Qualquer um pensa que desde o momento que se está sobre a terra para expiar, é preciso que as provas tenham seu curso. Alguns mesmo chegam até a acreditar que, não é preciso apenas nada fazer para as atenuar, mas que, ao contrário, deve-se contribuir para torná-las mais proveitosas fazendo-as mais vivas. É um grande erro. Sim, suas provas devem seguir o curso que Deus lhe traçou, mas vocês conhecem esse curso? Sabem até que ponto elas devem ir, e se seu Pai misericordioso não disse ao sofrimento de tal ou qual de seus irmãos: «Você não irá mais longe»? Sabem se a providência não os escolheu, não como um instrumento de suplício para agravar os sofrimentos do culpado, mas como o bálsamo de consolação que deve cicatrizar as chagas que sua justiça tinha aberto? Não digam então, quando virem um de seus irmãos aflito: É a justiça de Deus, é preciso que ela tenha seu curso; mas digam, ao contrário: Vejamos que meios nosso Pai misericordioso colocou em meu poder para suavizar o sofrimento de meu irmão. Vejamos se minhas consolações morais, meu apoio material, meus conselhos, não poderão ajudá-lo a transpor esta prova com mais força, paciência e resignação. Vejamos mesmo se Deus não colocou em minhas mãos o meio de fazer cessar esse sofrimento; se não me foi dado, também como prova, como expiação talvez, deter o mal e substituí-lo pela paz.
Ajudem-se então sempre nas suas provas respectivas, e não se considerem jamais como instrumentos de tortura; este pensamento deve revoltar todo homem de coração, todo espírita sobretudo; porque o espírita, melhor que qualquer outro, deve compreender a extensão infinita da bondade de Deus. O espírita deve pensar que sua vida inteira deve ser um ato de amor e de devotamento; que o quer que se possa fazer para contrariar as decisões do Senhor, sua justiça seguirá seu curso. Ele pode então, sem medo, fazer todos seus esforços para adoçar a amargura da expiação, mas é Deus somente quem poderá detê-la ou prolongá-la conforme seu julgamento a respeito.

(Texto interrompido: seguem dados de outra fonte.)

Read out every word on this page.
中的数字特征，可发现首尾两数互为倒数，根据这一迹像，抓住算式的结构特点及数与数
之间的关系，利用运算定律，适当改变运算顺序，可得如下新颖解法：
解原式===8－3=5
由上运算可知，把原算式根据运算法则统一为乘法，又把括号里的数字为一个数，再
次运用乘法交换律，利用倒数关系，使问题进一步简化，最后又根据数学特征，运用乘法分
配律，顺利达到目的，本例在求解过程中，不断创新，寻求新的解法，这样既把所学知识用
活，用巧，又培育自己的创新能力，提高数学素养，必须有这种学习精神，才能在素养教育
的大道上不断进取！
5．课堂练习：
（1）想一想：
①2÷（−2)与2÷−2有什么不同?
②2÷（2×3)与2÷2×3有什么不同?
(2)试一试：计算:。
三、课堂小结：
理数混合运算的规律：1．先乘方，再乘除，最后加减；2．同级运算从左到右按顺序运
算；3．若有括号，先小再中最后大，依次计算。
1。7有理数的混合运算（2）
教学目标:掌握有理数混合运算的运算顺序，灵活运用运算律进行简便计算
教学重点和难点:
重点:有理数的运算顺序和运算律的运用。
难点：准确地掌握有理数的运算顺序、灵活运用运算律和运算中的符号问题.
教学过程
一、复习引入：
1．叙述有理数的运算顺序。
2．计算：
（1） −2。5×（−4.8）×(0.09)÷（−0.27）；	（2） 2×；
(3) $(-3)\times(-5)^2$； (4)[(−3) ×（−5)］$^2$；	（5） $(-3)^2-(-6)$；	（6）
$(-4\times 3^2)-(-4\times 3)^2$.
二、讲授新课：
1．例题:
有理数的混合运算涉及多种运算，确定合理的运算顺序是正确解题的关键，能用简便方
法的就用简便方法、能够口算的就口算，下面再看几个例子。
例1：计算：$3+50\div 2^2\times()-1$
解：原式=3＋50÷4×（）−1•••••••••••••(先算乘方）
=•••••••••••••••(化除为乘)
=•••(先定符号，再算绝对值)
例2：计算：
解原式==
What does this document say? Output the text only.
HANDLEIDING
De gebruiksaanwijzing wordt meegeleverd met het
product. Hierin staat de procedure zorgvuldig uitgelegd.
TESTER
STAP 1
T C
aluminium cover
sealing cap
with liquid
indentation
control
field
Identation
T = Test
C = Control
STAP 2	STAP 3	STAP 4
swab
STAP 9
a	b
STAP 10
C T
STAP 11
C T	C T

Não seria um grande orgulho da parte do homem, se acreditar no direito de revolver, por assim dizer, a arma na ferida? De aumentar a dose de veneno no peito daquele que sofre, sob pretexto de que tal é sua expiação? Oh! considerem-se sempre como um instrumento escolhido para cessar o sofrimento. Resumamo-nos aqui: vocês estão todos sobre a Terra para expiar; mas todos, sem exceção, devem fazer todos os esforços para suavizar a expiação de seus irmãos, segundo a lei de amor e de caridade.
Por Marli de Lima Lemos
Fonte:http://www.espiritbook.com.br/forum/topic/show?id=6387740
Para saber mais:
- O Problema do ser e do destino de Léon Denis (3ª parte, cap. XXVI, A dor)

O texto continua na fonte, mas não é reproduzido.